The politics of inevitability and the politics of eternity shape how nations understand themselves and their relationship with the rest of the world. 

For Europe and America, the 20th century was marked by a belief in a “politics of inevitability” which posits that history marches inexorably toward a predetermined destination. In America, Timothy Snyder writes, the politics of inevitability took the form of a trust in market forces. These forces, it was thought, naturally produced democracy, which, in turn, would bring happiness. In the European form, nations arose, learned to value peace and, therefore, chose integration. Unlike the politics of inevitability, the “politics of eternity” does not believe in a better future; rather, it centers on the notion of perpetual victimhood: The enemy is always at the gates, and the present and the future are one. Eternity politicians suppress and deny facts that contradict their narratives or that suggest the possibility of change.
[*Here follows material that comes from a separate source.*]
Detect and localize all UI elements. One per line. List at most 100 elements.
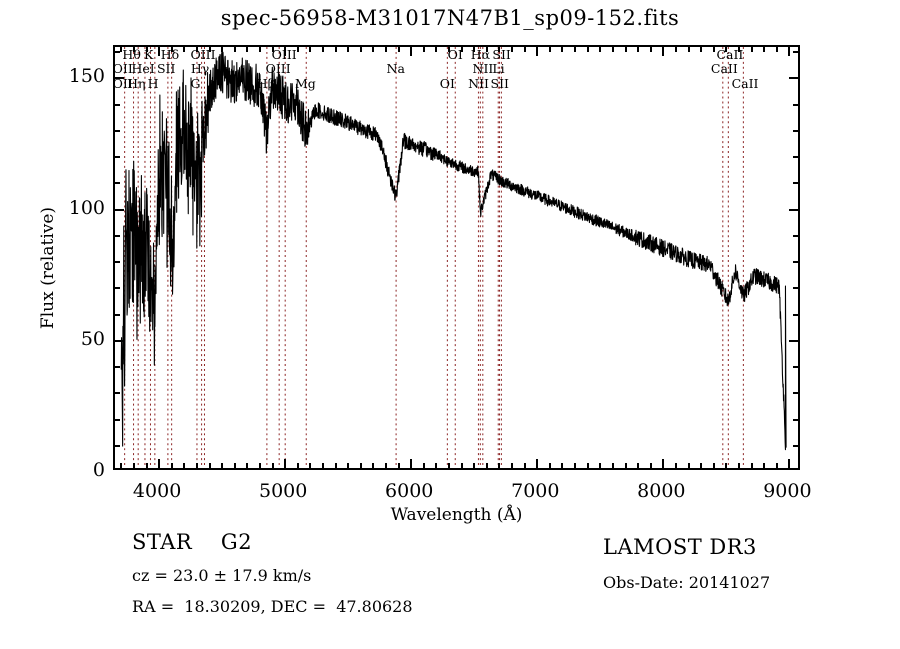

Factuality itself becomes an enemy – thus, Donald Trump, an eternity politician, calls journalists enemies of the state and lies unapologetically. 

Inevitability politics eventually leads to eternity politics. 

According to Snyder, both inevitability and eternity politics ignore history. Because inevitability politics leads to a deterioration in the understanding of a nation’s political foundations, a shift to a politics of eternity eventually follows. The communist form of inevitability held that technology would cause a natural progression from social change to revolution to utopia. When that inevitability collapsed – as it did in the Soviet Union under Leonid Brezhnev – it opened the door to a politics of eternity. In America, rising economic inequality has weakened inevitability politics. People who feel unable to progress economically cease to believe in a future that is different from the present – a sentiment that aligns with the politics of eternity.